Bringing the focus back to Rovius, there are signs of immaturity. For example, high availability is a roadmap feature, when you might assume HA exists in a product aimed at enterprises. Therefore, as with any evaluation of technology, assume nothing. Rovius does an impressive number of things with a low ramp-up time and high value. On the other hand, you need to ask a lot of “what if” questions that map to your business processes to understand how Rovius fits in.
- What happens when your primary data center fails?
- Are the public cloud platforms you want to use supported?
- How long does it take for Accelerite to update Rovius when the public APIs they consume change?
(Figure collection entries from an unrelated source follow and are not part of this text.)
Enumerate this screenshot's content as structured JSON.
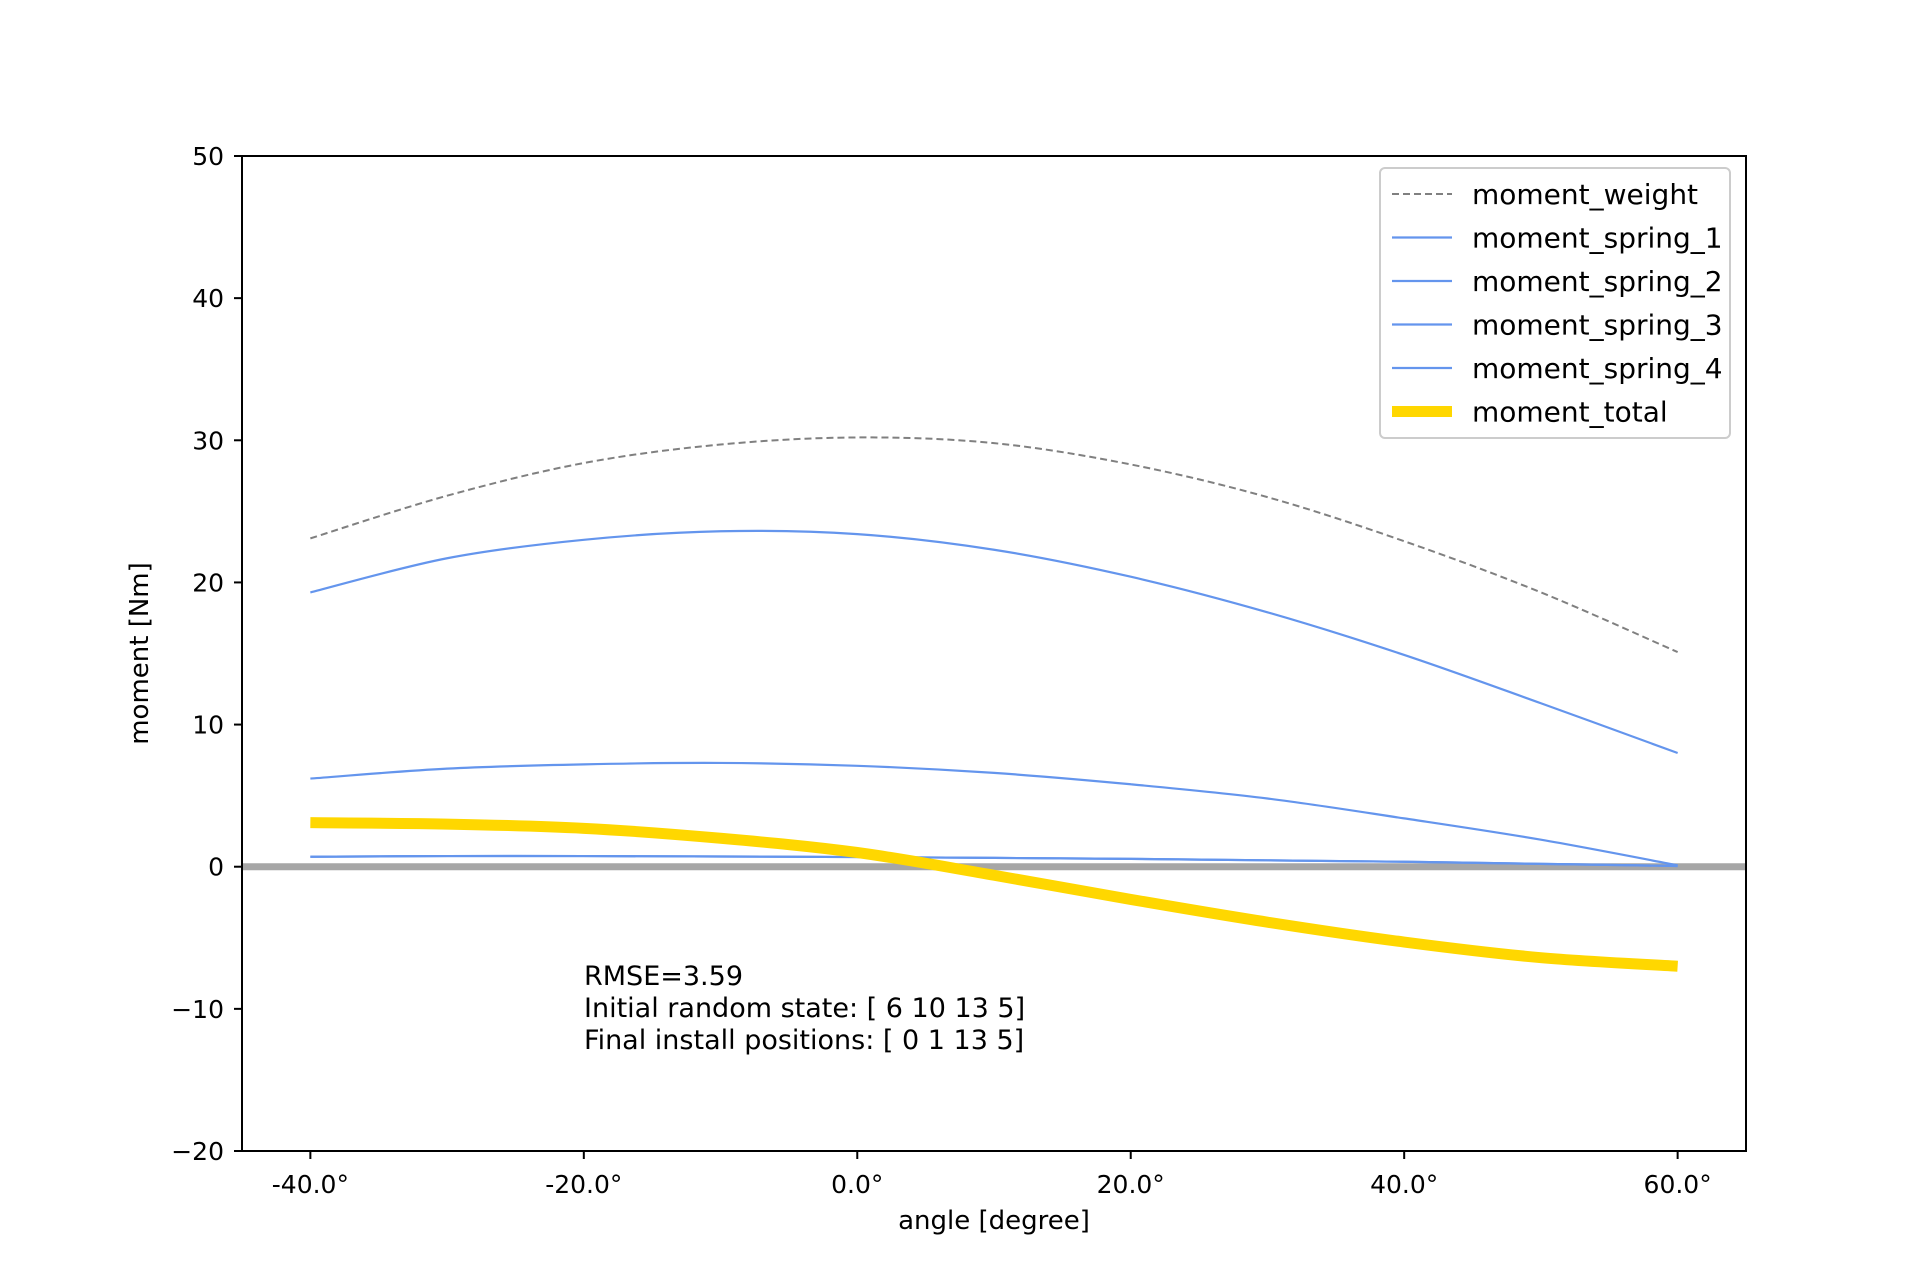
{
  "chart_data": {
    "type": "line",
    "title": "",
    "xlabel": "angle [degree]",
    "ylabel": "moment [Nm]",
    "xlim": [
      -45,
      65
    ],
    "ylim": [
      -20,
      50
    ],
    "grid": false,
    "legend_position": "top-right",
    "x_ticks": [
      {
        "value": -40,
        "label": "-40.0°"
      },
      {
        "value": -20,
        "label": "-20.0°"
      },
      {
        "value": 0,
        "label": "0.0°"
      },
      {
        "value": 20,
        "label": "20.0°"
      },
      {
        "value": 40,
        "label": "40.0°"
      },
      {
        "value": 60,
        "label": "60.0°"
      }
    ],
    "y_ticks": [
      {
        "value": 50,
        "label": "50"
      },
      {
        "value": 40,
        "label": "40"
      },
      {
        "value": 30,
        "label": "30"
      },
      {
        "value": 20,
        "label": "20"
      },
      {
        "value": 10,
        "label": "10"
      },
      {
        "value": 0,
        "label": "0"
      },
      {
        "value": -10,
        "label": "−10"
      },
      {
        "value": -20,
        "label": "−20"
      }
    ],
    "x": [
      -40,
      -30,
      -20,
      -10,
      0,
      10,
      20,
      30,
      40,
      50,
      60
    ],
    "series": [
      {
        "name": "moment_weight",
        "color": "#808080",
        "style": "dashed",
        "values": [
          23.1,
          26.1,
          28.4,
          29.7,
          30.2,
          29.8,
          28.3,
          26.0,
          22.9,
          19.3,
          15.1
        ]
      },
      {
        "name": "moment_spring_1",
        "color": "#6495ed",
        "style": "solid",
        "values": [
          19.3,
          21.7,
          23.0,
          23.6,
          23.4,
          22.3,
          20.4,
          17.9,
          14.9,
          11.5,
          8.0
        ]
      },
      {
        "name": "moment_spring_2",
        "color": "#6495ed",
        "style": "solid",
        "values": [
          6.2,
          6.9,
          7.2,
          7.3,
          7.1,
          6.6,
          5.8,
          4.8,
          3.4,
          1.9,
          0.1
        ]
      },
      {
        "name": "moment_spring_3",
        "color": "#6495ed",
        "style": "solid",
        "values": [
          0.7,
          0.75,
          0.75,
          0.72,
          0.68,
          0.62,
          0.55,
          0.45,
          0.35,
          0.2,
          0.05
        ]
      },
      {
        "name": "moment_spring_4",
        "color": "#6495ed",
        "style": "solid",
        "values": [
          0.7,
          0.75,
          0.75,
          0.72,
          0.68,
          0.62,
          0.55,
          0.45,
          0.35,
          0.2,
          0.05
        ]
      },
      {
        "name": "moment_total",
        "color": "#ffd700",
        "style": "thick",
        "values": [
          3.1,
          3.0,
          2.7,
          2.0,
          1.0,
          -0.6,
          -2.3,
          -3.9,
          -5.3,
          -6.4,
          -7.0
        ]
      }
    ],
    "reference_line": {
      "y": 0,
      "color": "#a6a6a6"
    },
    "annotation": [
      "RMSE=3.59",
      "Initial random state: [ 6 10 13  5]",
      "Final install positions: [ 0  1 13  5]"
    ]
  }
}
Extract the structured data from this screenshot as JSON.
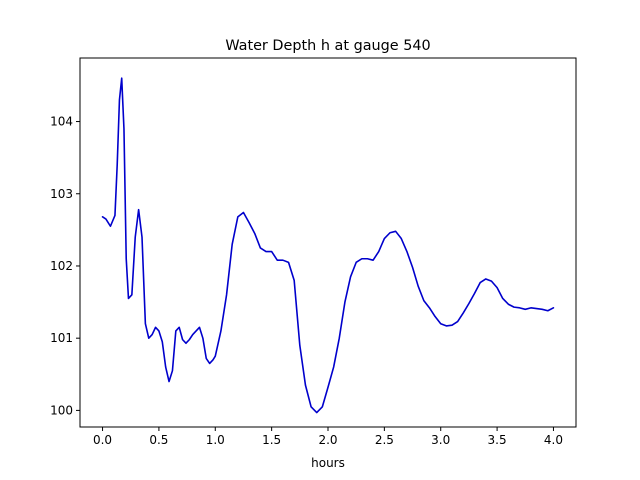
{
  "chart_data": {
    "type": "line",
    "title": "Water Depth h at gauge 540",
    "xlabel": "hours",
    "ylabel": "",
    "xlim": [
      -0.2,
      4.2
    ],
    "ylim": [
      99.77,
      104.88
    ],
    "x_ticks": [
      {
        "value": 0.0,
        "label": "0.0"
      },
      {
        "value": 0.5,
        "label": "0.5"
      },
      {
        "value": 1.0,
        "label": "1.0"
      },
      {
        "value": 1.5,
        "label": "1.5"
      },
      {
        "value": 2.0,
        "label": "2.0"
      },
      {
        "value": 2.5,
        "label": "2.5"
      },
      {
        "value": 3.0,
        "label": "3.0"
      },
      {
        "value": 3.5,
        "label": "3.5"
      },
      {
        "value": 4.0,
        "label": "4.0"
      }
    ],
    "y_ticks": [
      {
        "value": 100,
        "label": "100"
      },
      {
        "value": 101,
        "label": "101"
      },
      {
        "value": 102,
        "label": "102"
      },
      {
        "value": 103,
        "label": "103"
      },
      {
        "value": 104,
        "label": "104"
      }
    ],
    "grid": false,
    "series": [
      {
        "color": "#0000cc",
        "x": [
          0.0,
          0.03,
          0.07,
          0.11,
          0.13,
          0.15,
          0.17,
          0.19,
          0.21,
          0.23,
          0.26,
          0.29,
          0.32,
          0.35,
          0.38,
          0.41,
          0.44,
          0.47,
          0.5,
          0.53,
          0.56,
          0.59,
          0.62,
          0.65,
          0.68,
          0.71,
          0.74,
          0.77,
          0.8,
          0.83,
          0.86,
          0.89,
          0.92,
          0.95,
          0.98,
          1.0,
          1.05,
          1.1,
          1.15,
          1.2,
          1.25,
          1.3,
          1.35,
          1.4,
          1.45,
          1.5,
          1.55,
          1.6,
          1.65,
          1.7,
          1.75,
          1.8,
          1.85,
          1.9,
          1.95,
          2.0,
          2.05,
          2.1,
          2.15,
          2.2,
          2.25,
          2.3,
          2.35,
          2.4,
          2.45,
          2.5,
          2.55,
          2.6,
          2.65,
          2.7,
          2.75,
          2.8,
          2.85,
          2.9,
          2.95,
          3.0,
          3.05,
          3.1,
          3.15,
          3.2,
          3.25,
          3.3,
          3.35,
          3.4,
          3.45,
          3.5,
          3.55,
          3.6,
          3.65,
          3.7,
          3.75,
          3.8,
          3.85,
          3.9,
          3.95,
          4.0
        ],
        "y": [
          102.68,
          102.65,
          102.55,
          102.7,
          103.4,
          104.3,
          104.6,
          103.9,
          102.1,
          101.55,
          101.6,
          102.4,
          102.78,
          102.4,
          101.2,
          101.0,
          101.05,
          101.15,
          101.1,
          100.95,
          100.6,
          100.4,
          100.55,
          101.1,
          101.15,
          100.98,
          100.93,
          100.98,
          101.05,
          101.1,
          101.15,
          101.0,
          100.72,
          100.65,
          100.7,
          100.75,
          101.1,
          101.6,
          102.3,
          102.68,
          102.74,
          102.6,
          102.45,
          102.25,
          102.2,
          102.2,
          102.08,
          102.08,
          102.05,
          101.8,
          100.9,
          100.35,
          100.05,
          99.97,
          100.05,
          100.32,
          100.6,
          101.0,
          101.5,
          101.85,
          102.05,
          102.1,
          102.1,
          102.08,
          102.2,
          102.38,
          102.46,
          102.48,
          102.38,
          102.2,
          101.98,
          101.72,
          101.52,
          101.42,
          101.3,
          101.2,
          101.17,
          101.18,
          101.23,
          101.35,
          101.48,
          101.62,
          101.77,
          101.82,
          101.79,
          101.7,
          101.55,
          101.47,
          101.43,
          101.42,
          101.4,
          101.42,
          101.41,
          101.4,
          101.38,
          101.42
        ]
      }
    ]
  }
}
And so on. I loved the ease of use of Rovius. I also loved the way Rovius made it easy to consume a variety of clouds. But then I was left pondering about those complex failure scenarios, trying to decide where Rovius’ role ended, and application design began. I’m increasingly less of a fan of solving terrible application design with infrastructure duct tape, but also realize that some infrastructure teams aren’t given a choice. Therefore, if an app is poorly designed and must survive despite an inability to tolerate infrastructure failures, does Rovius fit?
I don’t have a good answer to that question, but I know it’s on Accelerite’s mind, per their comment about integrating with DR solutions.
Yet another question is how many organizations reflect Justin’s comment, “The steady state is constant change.” Certainly, there are enterprises moving into the container world and experiencing ephemeral workloads. Rovius should be pretty interesting to those folks, especially if they are hybrid or multi-cloud. But how many companies are like that as opposed to companies who are rooted in VMware not just because they can’t move to cloud, but because they don’t feel a technical need to do so?
And that is the root of the trouble for those companies with leading edge technology trying to get a foothold in the broad swath of slow adopters comprising the enterprise market. Even the best product in the world can peak too early.